I am trying to prove three inequalities that would help me solve the proof of a larger theorem.

Let $P(X,Y)$ be a discrete bivariate distribution and $$ I(X;Y) = \sum_{i,j} p(x_i, y_j) \log \frac{p(x_i, y_j)}{p(x_i)p(y_j)} $$ the mutual information between $X$ and $Y$.

Let's call $\bar{P}(X,Y)$ the function (it is not a probability distribution) obtained by $P(X,Y)$ by adding $0 \le a \le 1$ to $p(x_{\bar{i}}, y_{\bar{j}})$ for a given pair $\bar{i}, \bar{j}$ $$ \bar{p}(x_{\bar{i}}, y_{\bar{j}}) = p(x_{\bar{i}}, y_{\bar{j}}) + a \quad \Rightarrow \quad \bar{p}(x_{\bar{i}}) := \sum_j \bar{p}(x_i, y_j) = p(x_i) + a $$ and $$ I^a(X;Y) := \sum_{i,j} p(x_i, y_j) \log \frac{\bar{p}(x_i, y_j)}{\bar{p}(x_i)p(y_j)} $$

Does the relationship $$ 0 \le I^a(X:Y) \le I(X:Y) \qquad \text{(inequality 1)} $$ hold for any $a$?

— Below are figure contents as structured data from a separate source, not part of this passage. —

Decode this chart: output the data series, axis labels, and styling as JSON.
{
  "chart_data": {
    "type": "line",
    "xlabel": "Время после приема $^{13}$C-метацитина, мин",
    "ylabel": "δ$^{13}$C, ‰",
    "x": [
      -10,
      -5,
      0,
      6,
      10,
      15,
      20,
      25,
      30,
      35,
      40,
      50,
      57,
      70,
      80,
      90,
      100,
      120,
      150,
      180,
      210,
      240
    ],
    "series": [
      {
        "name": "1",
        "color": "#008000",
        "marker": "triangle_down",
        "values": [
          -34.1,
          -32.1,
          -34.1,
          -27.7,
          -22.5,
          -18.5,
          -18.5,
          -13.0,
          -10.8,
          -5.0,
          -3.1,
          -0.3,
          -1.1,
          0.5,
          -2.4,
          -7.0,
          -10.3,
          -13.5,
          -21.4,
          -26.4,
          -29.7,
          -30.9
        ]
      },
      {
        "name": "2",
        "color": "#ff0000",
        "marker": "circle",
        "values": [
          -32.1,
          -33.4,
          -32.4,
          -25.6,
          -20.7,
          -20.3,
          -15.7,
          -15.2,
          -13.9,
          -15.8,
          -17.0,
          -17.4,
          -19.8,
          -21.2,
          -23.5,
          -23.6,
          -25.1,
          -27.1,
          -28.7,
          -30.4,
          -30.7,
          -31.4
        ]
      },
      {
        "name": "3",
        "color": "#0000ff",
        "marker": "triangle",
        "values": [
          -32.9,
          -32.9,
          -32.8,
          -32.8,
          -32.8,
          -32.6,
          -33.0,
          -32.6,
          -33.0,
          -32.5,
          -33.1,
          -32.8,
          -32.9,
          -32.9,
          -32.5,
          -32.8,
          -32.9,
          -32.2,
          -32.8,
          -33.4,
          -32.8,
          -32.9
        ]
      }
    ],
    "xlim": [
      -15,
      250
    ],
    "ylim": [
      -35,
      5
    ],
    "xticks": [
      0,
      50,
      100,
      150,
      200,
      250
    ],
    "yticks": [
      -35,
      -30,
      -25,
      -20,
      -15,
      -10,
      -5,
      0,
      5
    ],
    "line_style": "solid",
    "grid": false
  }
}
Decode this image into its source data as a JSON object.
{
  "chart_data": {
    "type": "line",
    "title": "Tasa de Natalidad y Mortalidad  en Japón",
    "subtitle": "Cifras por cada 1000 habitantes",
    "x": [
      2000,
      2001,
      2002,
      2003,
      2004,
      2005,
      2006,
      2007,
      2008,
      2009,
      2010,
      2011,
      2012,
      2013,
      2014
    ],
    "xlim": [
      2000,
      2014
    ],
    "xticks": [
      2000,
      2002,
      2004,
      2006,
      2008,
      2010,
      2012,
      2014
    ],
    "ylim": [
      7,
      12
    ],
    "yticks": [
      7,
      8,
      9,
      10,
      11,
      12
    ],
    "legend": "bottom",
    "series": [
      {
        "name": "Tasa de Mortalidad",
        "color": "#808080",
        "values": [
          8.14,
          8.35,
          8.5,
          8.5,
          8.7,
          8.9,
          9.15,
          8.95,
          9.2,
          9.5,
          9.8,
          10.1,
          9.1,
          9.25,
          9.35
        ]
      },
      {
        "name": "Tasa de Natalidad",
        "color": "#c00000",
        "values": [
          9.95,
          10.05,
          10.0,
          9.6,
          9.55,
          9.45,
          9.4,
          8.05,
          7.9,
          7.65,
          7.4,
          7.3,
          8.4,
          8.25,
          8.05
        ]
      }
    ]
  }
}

Furthermore, if $0 \le a \le p(x_{\bar{i}}, y_{\bar{j}})$, do the following relationships also hold (I use the apex $-a$ to indicate that $a$ is subtracted instead than added to $p(x_{\bar{i}}, y_{\bar{j}})$)? $$ I(X;Y) \le I^{-a}(X;Y) \qquad \text{(inequality 2)} $$ $$ I^{-a}(X;Y) - I(X;Y) \le I(X;Y) - I^a(X;Y) \qquad \text{(inequality 3)} $$